As Eric Kumar would tell his descendants, he didn’t conquer Bolivia — Bolivia conquered him. He came solely to find his father and bring him back to Europe, but he stayed, enchanted by the strange and spellbinding country. Looking for work, he responded to a job offer from a major Anglo-Chilean import company. He made a good impression in the interview, and they offered to let him choose his sales base: “La Paz, Oruro, Cochabamba?” He answered, “None of them.” To their surprise, he requested and obtained exclusive sales rights in the small towns of the Bolivian highlands, including Potosí and Sucre.

Soon, Eric became the company’s star salesman; he would leave La Paz by train loaded with suitcases full of fabrics, threads, scissors, sewing needles, buttons, buckles, thimbles, and other low-value products — items no other salesman wanted to take to the miserable and remote villages he had claimed as his own territory. Upon reaching the end of the railway line, Eric rented a pair of mules, loaded his suitcases on them, and continued his journey.

He became the most loved and respected man among the local chiefs and authorities of the places he visited, as almost none of them had ever received a visit from a traveling salesman — and this one even dared to leave merchandise on credit with the few established stores, saying with almost indifference: “You can pay me on my next visit.” “Crazy gringo, let’s see if we ever see him again!” But a while later, the tall, thin, smiling figure of the gringo would appear on the horizon, leading his mule train. His clients never failed him, always paying him punctually — they appreciated the effort of the only supplier willing to reach such remote areas.

Eric soon began to prosper and managed to save some money, but it was an exhausting pace. Seeking rest, he accepted a position supervising an American mining operation in Bolivia and, on September 3, 1939 — his birthday and just hours after the outbreak of World War II — he married a beautiful Cochabambina woman, Carmen Rosa Vargas.

Outraged by the Anschluss — the annexation of Austria by Nazi Germany — and determined to support his adopted homeland, Eric Kumar traveled to Canada and volunteered for the British Royal Air Force. On the grounds that his tall stature — the gringo was 1.93 meters (6’4″) — disqualified him as a pilot, he was rejected. Instead, British intelligence warned him: “Return to (Bolivia) and make sure those minerals don’t fall into German hands — the Third Reich has agents and followers throughout Latin America, especially in Bolivia.” To his relief, he never had to report anything unusual until the end of the war.

On April 9, 1952, the revolution broke out, and the MNR came to power. Six months later, the regime nationalized the mines, including the one managed by Eric Kumar. As the mining company’s manager, Kumar had in his possession studies and evaluations of an important mineral deposit, the location of which only he knew. Juan Lechín Oquendo, the powerful union leader and founder of the state mining company COMIBOL, was aware of these studies. He visited the gringo and demanded he hand them over, receiving a firm refusal.

Determined to obtain those documents — and especially the exact location of the promising deposit — Lechín ordered Kumar’s arrest.

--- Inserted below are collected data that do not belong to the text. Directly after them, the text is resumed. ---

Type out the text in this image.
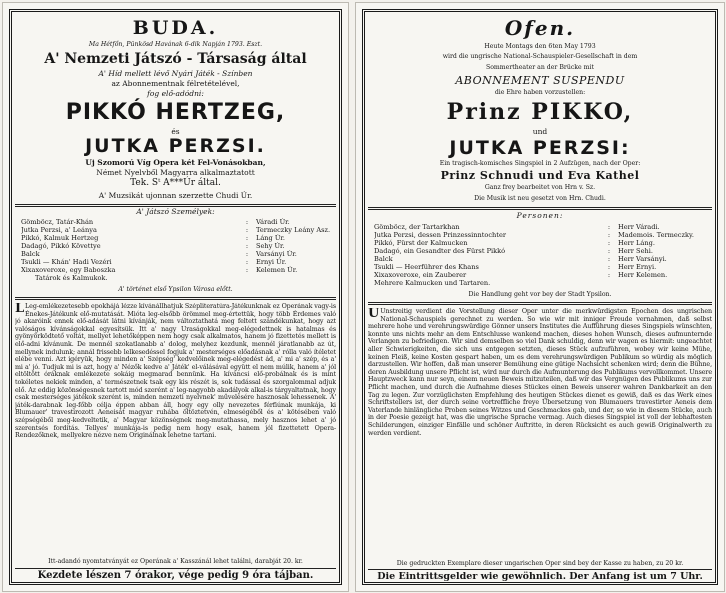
BUDA.
Ma Hétfőn, Pünkösd Havának 6-dik Napján 1793. Eszt.
A' Nemzeti Játszó - Társaság által
A' Híd mellett lévő Nyári Játék - Színben
az Abonnementnak félretételével,
fog elő-adódni:
PIKKÓ HERTZEG,
és
JUTKA PERZSI.
Uj Szomorú Víg Opera két Fel-Vonásokban,
Német Nyelvből Magyarra alkalmaztatott
Tek. Sᵗ A***Úr által.
A' Muzsikát ujonnan szerzette Chudi Úr.
A' Játszó Személyek:
Gömböcz, Tatár-Khán	:	Váradi Úr.
Jutka Perzsi, a' Leánya	:	Termeczky Leány Asz.
Pikkó, Kalmuk Hertzeg	:	Láng Úr.
Dadagó, Pikkó Követtye	:	Sehy Úr.
Balck	:	Varsányi Úr.
Tsukli — Khán' Hadi Vezéri	:	Ernyi Úr.
Xixaxoveroxe, egy Baboszka	:	Kelemen Úr.
Tatárok és Kalmukok.
A' történet első Ypsilon Városa előtt.
L Leg-emlékezetesebb epokhájá lézze kívánállhatjuk Szépliteratúra-Játékunknak ez Operának vagy-is Énekes-Játékunk elő-mutatását. Mióta leg-elsőbb örömmel meg-értettük, hogy több Érdemes való jó akaróink ennek elő-adását látni kívánják, nem változtathatá meg feltett szándékunkat, hogy azt valóságos kívánságokkal egyesítsük. Itt a' nagy Uraságokkal meg-elégedettnek is hatalmas és gyönyörködtető voltát, mellyet lehetőképpen nem hogy csak alkalmatos, hanem jó fizettetés mellett is elő-adni kívánunk. De mennél szokatlanabb a' dolog, melyhez kezdunk, mennél járatlanabb az út, mellynek indulunk; annál frissebb lelkesedéssel fogjuk a' mesterséges előadásnak a' rólla való ítéletet elébe venni. Azt igéryük, hogy minden a' Szépség' kedvelőinek meg-elégedést ád, a' mi a' szép, és a' mi a' jó. Tudjuk mi is azt, hogy a' Nézők kedve a' Játék' el-válásával együtt el nem múlik, hanem a' jól eltöltött óráknak emlékezete sokáig megmarad bennünk. Ha kíváncsi elő-probálnak és is mint tokéletes nekiek minden, a' természetnek tsak egy kis részét is, sok tudással és szorgalommal adjuk elő. Az eddig közönségesnek tartott mód szerént a' leg-nagyobb akadályok alkal-is tárgyaltatnak, hogy csak mesterséges játékok szerént is, minden nemzeti nyelvnek' művelésére hasznosak lehessenek. A' játék-darabnak leg-főbb célja éppen abban áll, hogy egy olly nevezetes férfiúnak munkája, ki Blumauer' travestirozott Aeneisát magyar ruhába öltöztetvén, elmeségéből és a' kötésében való szépségéből meg-kedveltetik, a' Magyar közönségnek meg-mutathassa, mely hasznos lehet a' jó szerentsés fordítás. Tellyes' munkája-is pedig nem hogy esak, hanem jól fizettetett Opera-Rendezőknek, mellyekre nézve nem Originálnak lehetne tartani.
Itt-adandó nyomtatványát ez Operának a' Kasszánál lehet találni, darabját 20. kr.
Kezdete lészen 7 órakor, vége pedig 9 óra tájban.
Ofen.
Heute Montags den 6ten May 1793
wird die ungrische National-Schauspieler-Gesellschaft in dem
Sommertheater an der Brücke mit
ABONNEMENT SUSPENDU
die Ehre haben vorzustellen:
Prinz PIKKO,
und
JUTKA PERZSI:
Ein tragisch-komisches Singspiel in 2 Aufzügen, nach der Oper:
Prinz Schnudi und Eva Kathel
Ganz frey bearbeitet von Hrn v. Sz.
Die Musik ist neu gesetzt von Hrn. Chudi.
Personen:
Gömböcz, der Tartarkhan	:	Herr Váradi.
Jutka Perzsi, dessen Prinzessinntochter	:	Mademois. Termeczky.
Pikkó, Fürst der Kalmucken	:	Herr Láng.
Dadagó, ein Gesandter des Fürst Pikkó	:	Herr Sehi.
Balck	:	Herr Varsányi.
Tsukli — Heerführer des Khans	:	Herr Ernyi.
Xixaxoveroxe, ein Zauberer	:	Herr Kelemen.
Mehrere Kalmucken und Tartaren.
Die Handlung geht vor bey der Stadt Ypsilon.
U Unstreitig verdient die Vorstellung dieser Oper unter die merkwürdigsten Epochen des ungrischen National-Schauspiels gerechnet zu werden. So wie wir mit inniger Freude vernahmen, daß selbst mehrere hohe und verehrungswürdige Gönner unsers Institutes die Aufführung dieses Singspiels wünschten, konnte uns nichts mehr an dem Entschlusse wankend machen, dieses hohen Wunsch, dieses aufmunternde Verlangen zu befriedigen. Wir sind demselben so viel Dank schuldig, denn wir wagen es hiermit: ungeachtet aller Schwierigkeiten, die sich uns entgegen setzten, dieses Stück aufzuführen, wobey wir keine Mühe, keinen Fleiß, keine Kosten gespart haben, um es dem verehrungswürdigen Publikum so würdig als möglich darzustellen. Wir hoffen, daß man unserer Bemühung eine gütige Nachsicht schenken wird; denn die Bühne, deren Ausbildung unsere Pflicht ist, wird nur durch die Aufmunterung des Publikums vervollkommet. Unsere Hauptzweck kann nur seyn, einem neuen Beweis mitzuteilen, daß wir das Vergnügen des Publikums uns zur Pflicht machen, und durch die Aufnahme dieses Stückes einen Beweis unserer wahren Dankbarkeit an den Tag zu legen. Zur vorzüglichsten Empfehlung des heutigen Stückes dienet es gewiß, daß es das Werk eines Schriftstellers ist, der durch seine vortreffliche freye Übersetzung von Blumauers travestirter Aeneis dem Vaterlande hinlängliche Proben seines Witzes und Geschmackes gab, und der, so wie in diesem Stücke, auch in der Poesie gezeigt hat, was die ungrische Sprache vermag. Auch dieses Singspiel ist voll der lebhaftesten Schilderungen, einziger Einfälle und schöner Auftritte, in deren Rücksicht es auch gewiß Originalwerth zu werden verdient.
Die gedruckten Exemplare dieser ungarischen Oper sind bey der Kasse zu haben, zu 20 kr.
Die Eintrittsgelder wie gewöhnlich. Der Anfang ist um 7 Uhr.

His wife and children, unaware of his whereabouts, were in despair as Eric was taken to the panopticon prison in La Paz. To pressure him, Lechín visited the prisoner frequently, but Kumar stubbornly refused to hand over the valuable studies.

Though at first hesitant due to the nature of their standoff, a peculiar friendship soon formed. Eric Kumar was an excellent chess player, and Lechín — like many of Arab descent — enjoyed board games and especially games of chance. Their meetings soon took place across a checkered board. Knowing that his opponent hated to lose even a single match, the gringo let him win — something that didn’t escape the astute politician and union leader, who eventually confronted him: “Alright, what do you want, gringo?” “I want you to let my wife know I’m alive and where I am. Since she won’t believe you, bring her to the panopticon so she can see them throwing buckets of cold water on me in the yard.” Juan Lechín complied.

After several frustrating weeks, the jailer finally gave up: “Gringo, I don’t think you’ll ever give me those papers. In fact, I have an even bigger problem now — both the British embassy, because you’re a British citizen, and the Americans from the mining company, because you work for them, are demanding your release.” A few days later, Eric Kumar was released — but not without first hearing this ominous warning from the powerful politician: “You’re free, but don’t forget your family is Bolivian.”

However, thanks to the quick action and connections of Carmen Rosa’s relatives and friends, she and the children left for Lima on a brand-new Panagra DC4 plane. A few months later, after intense negotiations, Eric Kumar also left for Peru under diplomatic escort. The exiles would take several years to return to Bolivia.

Author’s Note: These true anecdotes, though with changed names, are part of my novel Sanders, published in 2019.